Gute zehn Stunden sind wir nun die USA geflogen und durch die Querung der Datumsgrenze ca. zehn Stunden früher am gleichen Tag angekommen. Den 18. März 2014 haben wir damit zwei Mal durchlebt, was ziemlich abgefahren ist und uns zu albernen Wortspielen hinreißen ließ, wie „nachher haben wir Eis gegessen“ oder „vorhin werden wir ankommen“. Auch „das Brot von gestern schon heute zu kaufen“ rückt damit in „greifbare Nähe“. (immer gern gesehen, Horst Evers hier: http://www.youtube.com/watch?v=JwmqKa1KWlc)

Kurzum: ab sofort leben wir 8 Stunden in der deutschen Vergangenheit. Angekommen sind wir wohlbehalten in Los Angeles. Heute kurzer Ausflug zum Hollywood Walk of fame, der es erwartungsgemäß nicht in die Nominierungen der Muss-man-gesehen-haben Liste schafft. Das California ScienCenter hat da zumindest bei uns Jungs bessere Karten, ist dort doch, neben vielen anderen spannenden Dingen, die Raumfähre Endeavour und verschiedene Raumkapseln und Satelliten, sowie das Spacelab zu sehen.

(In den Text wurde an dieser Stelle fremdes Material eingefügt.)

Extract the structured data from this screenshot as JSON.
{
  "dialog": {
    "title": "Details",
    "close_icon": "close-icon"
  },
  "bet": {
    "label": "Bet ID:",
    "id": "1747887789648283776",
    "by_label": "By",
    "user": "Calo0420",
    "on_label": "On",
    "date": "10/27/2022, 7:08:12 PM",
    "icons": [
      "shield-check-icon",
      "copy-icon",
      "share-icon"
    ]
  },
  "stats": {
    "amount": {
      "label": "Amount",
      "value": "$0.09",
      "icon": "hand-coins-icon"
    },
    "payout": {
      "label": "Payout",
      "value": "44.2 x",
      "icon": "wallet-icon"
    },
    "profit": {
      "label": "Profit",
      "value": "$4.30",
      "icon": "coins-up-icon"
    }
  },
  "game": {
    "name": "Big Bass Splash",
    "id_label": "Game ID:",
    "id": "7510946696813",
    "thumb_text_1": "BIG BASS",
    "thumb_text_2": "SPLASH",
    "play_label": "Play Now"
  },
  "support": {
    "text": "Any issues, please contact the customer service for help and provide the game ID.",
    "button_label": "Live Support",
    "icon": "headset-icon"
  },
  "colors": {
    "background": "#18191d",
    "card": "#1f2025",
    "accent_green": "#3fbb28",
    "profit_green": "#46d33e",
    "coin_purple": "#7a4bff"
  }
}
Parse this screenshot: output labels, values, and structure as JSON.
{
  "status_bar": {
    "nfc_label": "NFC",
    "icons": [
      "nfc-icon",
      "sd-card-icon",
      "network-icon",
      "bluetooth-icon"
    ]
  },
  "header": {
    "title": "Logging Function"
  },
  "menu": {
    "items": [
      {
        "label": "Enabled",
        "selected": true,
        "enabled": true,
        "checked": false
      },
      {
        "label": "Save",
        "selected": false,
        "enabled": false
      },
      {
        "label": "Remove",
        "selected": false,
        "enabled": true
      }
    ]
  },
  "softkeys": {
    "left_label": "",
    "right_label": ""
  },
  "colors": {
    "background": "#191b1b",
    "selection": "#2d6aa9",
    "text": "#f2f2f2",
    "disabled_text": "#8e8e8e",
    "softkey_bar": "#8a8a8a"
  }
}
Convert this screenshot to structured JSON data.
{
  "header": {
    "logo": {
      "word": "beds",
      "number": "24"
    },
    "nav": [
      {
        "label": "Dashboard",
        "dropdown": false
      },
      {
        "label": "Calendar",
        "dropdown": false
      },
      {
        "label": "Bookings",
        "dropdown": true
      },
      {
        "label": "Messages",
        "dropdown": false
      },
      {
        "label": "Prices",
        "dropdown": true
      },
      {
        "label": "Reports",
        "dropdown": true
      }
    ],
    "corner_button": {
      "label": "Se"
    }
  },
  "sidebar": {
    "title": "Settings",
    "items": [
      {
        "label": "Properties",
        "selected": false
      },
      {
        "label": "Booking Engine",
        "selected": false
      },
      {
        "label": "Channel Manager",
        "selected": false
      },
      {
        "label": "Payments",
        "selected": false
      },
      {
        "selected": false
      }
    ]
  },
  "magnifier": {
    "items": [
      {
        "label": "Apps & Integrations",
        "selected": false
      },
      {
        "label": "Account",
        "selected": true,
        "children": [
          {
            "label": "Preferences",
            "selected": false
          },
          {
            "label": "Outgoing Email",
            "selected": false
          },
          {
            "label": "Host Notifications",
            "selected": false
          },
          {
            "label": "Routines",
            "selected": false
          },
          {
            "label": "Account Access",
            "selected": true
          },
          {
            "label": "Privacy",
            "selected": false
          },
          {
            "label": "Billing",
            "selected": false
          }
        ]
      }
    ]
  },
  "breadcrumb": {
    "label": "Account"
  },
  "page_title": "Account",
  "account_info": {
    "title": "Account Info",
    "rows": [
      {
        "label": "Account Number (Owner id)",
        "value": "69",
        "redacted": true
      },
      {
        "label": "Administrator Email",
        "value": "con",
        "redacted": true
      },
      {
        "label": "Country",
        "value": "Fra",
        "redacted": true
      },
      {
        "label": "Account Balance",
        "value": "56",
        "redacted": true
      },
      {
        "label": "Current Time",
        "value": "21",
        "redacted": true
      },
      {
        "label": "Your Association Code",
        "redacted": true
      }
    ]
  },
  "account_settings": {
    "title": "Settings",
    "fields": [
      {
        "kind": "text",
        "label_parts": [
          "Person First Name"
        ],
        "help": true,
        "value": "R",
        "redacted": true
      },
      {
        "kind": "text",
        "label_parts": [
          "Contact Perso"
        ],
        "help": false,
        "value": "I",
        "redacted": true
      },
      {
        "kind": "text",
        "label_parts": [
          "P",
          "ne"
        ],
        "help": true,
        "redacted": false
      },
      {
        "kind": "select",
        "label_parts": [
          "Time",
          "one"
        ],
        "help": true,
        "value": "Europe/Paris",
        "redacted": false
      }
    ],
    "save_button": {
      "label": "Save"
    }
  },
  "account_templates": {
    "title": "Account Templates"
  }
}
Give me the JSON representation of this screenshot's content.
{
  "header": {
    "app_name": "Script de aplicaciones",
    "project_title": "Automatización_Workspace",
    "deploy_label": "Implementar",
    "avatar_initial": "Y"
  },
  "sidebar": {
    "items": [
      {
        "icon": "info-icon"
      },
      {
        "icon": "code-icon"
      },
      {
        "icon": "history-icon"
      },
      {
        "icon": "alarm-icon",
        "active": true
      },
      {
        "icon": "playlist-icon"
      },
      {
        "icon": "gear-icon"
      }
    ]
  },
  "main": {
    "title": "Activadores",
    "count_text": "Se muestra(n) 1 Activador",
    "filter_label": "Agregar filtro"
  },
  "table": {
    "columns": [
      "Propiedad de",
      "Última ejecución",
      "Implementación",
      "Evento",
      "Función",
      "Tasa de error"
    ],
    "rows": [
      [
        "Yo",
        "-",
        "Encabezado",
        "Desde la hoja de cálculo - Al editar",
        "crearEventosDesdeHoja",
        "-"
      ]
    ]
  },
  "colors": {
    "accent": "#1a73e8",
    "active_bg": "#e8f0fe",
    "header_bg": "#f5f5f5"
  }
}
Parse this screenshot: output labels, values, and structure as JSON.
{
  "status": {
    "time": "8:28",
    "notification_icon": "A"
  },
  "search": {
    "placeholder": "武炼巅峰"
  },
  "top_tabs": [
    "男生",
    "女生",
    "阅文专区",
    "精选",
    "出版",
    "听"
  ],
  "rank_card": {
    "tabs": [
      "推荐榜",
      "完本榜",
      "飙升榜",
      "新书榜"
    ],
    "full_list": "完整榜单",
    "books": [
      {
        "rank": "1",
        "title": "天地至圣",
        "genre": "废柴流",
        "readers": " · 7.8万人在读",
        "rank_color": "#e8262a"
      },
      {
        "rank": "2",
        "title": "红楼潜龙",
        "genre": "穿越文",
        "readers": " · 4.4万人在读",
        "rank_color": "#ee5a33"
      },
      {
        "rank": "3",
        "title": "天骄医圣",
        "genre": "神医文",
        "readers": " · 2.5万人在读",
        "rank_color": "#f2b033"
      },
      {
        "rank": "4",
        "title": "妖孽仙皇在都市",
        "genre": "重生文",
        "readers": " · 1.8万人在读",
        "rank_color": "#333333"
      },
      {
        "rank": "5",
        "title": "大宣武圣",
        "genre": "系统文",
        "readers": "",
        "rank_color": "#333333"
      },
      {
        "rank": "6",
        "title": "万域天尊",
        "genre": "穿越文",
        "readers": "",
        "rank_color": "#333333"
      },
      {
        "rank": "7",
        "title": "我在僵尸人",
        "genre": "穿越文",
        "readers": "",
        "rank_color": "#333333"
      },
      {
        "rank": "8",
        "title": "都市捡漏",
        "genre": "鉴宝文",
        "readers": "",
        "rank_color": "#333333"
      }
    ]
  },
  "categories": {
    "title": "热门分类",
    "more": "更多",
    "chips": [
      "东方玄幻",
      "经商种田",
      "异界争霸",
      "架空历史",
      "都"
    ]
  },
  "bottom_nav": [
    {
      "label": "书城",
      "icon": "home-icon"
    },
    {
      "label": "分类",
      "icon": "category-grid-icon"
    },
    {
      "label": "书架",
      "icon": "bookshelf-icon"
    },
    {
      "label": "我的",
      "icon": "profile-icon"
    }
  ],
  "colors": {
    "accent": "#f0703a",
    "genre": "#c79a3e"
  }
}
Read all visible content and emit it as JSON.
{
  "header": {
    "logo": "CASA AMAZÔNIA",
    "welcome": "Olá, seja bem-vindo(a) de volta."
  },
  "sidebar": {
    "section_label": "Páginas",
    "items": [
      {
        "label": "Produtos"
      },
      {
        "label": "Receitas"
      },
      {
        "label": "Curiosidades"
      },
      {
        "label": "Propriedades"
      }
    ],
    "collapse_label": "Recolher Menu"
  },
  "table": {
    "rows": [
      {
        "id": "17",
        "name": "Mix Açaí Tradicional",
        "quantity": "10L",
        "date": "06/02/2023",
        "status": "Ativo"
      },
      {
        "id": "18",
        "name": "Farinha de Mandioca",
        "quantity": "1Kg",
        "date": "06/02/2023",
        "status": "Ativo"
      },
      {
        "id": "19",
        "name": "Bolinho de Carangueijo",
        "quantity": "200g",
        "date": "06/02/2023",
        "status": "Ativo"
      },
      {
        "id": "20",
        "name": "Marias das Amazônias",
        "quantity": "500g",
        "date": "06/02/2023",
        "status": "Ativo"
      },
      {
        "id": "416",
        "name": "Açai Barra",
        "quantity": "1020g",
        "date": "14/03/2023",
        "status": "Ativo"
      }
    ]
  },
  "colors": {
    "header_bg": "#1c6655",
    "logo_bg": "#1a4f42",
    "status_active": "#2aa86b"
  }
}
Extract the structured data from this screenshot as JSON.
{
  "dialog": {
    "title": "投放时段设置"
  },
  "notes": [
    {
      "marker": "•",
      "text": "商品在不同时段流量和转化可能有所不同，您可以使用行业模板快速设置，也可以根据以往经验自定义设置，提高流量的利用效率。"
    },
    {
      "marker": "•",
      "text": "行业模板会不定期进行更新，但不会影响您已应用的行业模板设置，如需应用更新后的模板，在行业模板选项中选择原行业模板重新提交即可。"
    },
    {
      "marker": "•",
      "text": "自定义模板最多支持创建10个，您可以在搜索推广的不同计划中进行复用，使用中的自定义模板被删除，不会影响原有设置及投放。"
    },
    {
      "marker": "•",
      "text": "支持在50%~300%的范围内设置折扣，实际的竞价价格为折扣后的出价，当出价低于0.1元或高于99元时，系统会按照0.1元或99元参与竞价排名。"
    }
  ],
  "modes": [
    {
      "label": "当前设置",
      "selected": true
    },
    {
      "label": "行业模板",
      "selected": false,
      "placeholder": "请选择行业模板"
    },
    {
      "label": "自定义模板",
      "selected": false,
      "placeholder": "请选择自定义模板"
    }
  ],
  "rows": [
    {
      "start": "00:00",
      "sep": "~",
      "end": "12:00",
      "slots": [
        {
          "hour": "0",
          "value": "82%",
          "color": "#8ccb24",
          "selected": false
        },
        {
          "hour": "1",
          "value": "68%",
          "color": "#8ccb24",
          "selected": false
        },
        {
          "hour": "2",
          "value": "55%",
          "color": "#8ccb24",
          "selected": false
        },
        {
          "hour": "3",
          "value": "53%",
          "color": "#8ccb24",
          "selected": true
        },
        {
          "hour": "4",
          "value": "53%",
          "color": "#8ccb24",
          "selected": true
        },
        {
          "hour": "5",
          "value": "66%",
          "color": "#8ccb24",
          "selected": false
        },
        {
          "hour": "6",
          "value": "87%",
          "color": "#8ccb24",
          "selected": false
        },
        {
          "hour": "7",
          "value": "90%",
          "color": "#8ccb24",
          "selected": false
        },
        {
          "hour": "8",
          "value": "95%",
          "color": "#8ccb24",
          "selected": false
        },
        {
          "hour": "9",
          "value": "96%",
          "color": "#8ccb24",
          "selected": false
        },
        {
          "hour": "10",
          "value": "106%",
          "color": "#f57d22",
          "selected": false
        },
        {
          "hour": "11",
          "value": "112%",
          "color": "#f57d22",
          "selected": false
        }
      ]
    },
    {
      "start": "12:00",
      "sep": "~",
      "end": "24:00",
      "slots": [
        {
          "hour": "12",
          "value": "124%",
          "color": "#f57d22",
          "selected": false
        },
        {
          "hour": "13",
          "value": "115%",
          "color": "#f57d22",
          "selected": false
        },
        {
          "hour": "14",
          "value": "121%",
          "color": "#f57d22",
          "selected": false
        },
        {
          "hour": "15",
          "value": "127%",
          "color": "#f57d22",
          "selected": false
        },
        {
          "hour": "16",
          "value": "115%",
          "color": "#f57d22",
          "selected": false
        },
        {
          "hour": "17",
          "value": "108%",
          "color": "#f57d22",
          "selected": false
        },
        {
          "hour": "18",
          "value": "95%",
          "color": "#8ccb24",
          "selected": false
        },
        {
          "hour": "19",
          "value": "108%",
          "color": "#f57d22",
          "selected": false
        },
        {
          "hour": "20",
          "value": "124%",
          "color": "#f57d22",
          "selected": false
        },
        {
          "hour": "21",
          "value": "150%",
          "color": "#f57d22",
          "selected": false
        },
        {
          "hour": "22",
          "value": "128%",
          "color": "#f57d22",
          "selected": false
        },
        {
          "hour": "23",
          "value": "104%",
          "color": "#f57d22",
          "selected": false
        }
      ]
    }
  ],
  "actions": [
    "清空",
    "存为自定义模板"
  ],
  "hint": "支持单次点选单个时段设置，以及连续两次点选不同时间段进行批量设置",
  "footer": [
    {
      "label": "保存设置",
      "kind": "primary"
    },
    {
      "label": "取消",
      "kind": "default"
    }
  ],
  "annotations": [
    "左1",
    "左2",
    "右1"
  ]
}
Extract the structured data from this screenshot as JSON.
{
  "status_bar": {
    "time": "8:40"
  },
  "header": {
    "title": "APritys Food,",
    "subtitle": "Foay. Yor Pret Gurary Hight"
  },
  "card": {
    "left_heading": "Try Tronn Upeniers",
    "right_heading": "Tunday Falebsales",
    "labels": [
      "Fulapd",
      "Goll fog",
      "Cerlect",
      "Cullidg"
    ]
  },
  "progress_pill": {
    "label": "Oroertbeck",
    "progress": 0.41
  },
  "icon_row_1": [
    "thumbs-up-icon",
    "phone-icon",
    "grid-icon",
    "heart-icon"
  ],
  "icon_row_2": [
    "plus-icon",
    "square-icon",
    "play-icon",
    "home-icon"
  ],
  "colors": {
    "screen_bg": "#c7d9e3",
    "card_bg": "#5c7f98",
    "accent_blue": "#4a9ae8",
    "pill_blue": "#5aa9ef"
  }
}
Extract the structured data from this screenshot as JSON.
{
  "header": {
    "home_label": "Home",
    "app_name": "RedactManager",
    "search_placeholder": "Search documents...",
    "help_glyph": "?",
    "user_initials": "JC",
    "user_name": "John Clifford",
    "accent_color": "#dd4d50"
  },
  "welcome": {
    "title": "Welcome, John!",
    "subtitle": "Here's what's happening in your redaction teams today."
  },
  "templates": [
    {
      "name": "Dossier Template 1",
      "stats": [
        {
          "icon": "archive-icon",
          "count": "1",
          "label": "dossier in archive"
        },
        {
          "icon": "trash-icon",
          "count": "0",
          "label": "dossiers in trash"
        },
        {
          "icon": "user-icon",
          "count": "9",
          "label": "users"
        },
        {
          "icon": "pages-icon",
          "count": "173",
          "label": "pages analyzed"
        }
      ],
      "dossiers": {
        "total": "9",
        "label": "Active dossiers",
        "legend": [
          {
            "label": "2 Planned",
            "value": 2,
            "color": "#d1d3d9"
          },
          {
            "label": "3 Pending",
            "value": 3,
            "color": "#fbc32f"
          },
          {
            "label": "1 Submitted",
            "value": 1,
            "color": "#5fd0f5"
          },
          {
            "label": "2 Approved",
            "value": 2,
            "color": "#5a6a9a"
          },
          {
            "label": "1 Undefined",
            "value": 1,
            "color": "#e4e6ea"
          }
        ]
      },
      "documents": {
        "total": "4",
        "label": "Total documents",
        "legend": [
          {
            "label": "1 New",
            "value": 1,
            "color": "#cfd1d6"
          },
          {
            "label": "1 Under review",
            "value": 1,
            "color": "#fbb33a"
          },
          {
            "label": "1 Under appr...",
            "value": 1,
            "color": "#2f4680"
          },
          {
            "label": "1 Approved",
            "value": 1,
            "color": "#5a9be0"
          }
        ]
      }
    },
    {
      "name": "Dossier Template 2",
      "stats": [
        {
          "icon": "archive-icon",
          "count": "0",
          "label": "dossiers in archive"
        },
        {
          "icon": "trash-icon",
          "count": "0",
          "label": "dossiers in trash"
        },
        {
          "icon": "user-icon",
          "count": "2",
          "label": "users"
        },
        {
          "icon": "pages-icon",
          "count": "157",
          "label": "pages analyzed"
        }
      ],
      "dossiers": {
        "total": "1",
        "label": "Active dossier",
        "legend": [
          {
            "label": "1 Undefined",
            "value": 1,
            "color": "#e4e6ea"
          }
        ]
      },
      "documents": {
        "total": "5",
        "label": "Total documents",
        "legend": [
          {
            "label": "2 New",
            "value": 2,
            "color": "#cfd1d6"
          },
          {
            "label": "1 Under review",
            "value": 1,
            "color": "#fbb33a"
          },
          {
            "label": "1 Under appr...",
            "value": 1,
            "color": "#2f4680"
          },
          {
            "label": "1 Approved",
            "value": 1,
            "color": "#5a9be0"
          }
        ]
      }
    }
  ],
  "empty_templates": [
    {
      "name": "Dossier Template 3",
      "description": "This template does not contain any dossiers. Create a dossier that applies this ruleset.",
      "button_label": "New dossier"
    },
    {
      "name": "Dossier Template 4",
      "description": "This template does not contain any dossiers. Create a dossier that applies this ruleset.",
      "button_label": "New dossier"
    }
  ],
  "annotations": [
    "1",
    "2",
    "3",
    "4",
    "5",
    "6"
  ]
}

Besonders spannend auch deshalb, weil wir auf Fidschi gerade noch lange mit einem pensionierten technischen Zeichner der europäischen Raumfahrtbehörde aus Bremen sprechen konnten, der Einiges aus dem Nähkästchen der Anfänge in Europa plauderte: „Egal ob Professor oder Zeichner: wir wussten nichts und starteten bei Null. Was für ein Glück, dort dabeigewesen zu sein.“ Und die Liebe seines Lebens hat er auch noch dort gefunden. Es war eine der Begegnungen und Geschichten, für die sich jede Reise lohnt.

Morgen holen wir den Camper ab und werden unseren hoffentlich tollen Roadtrip durch Kalifornien und evtl. Nevada beginnen.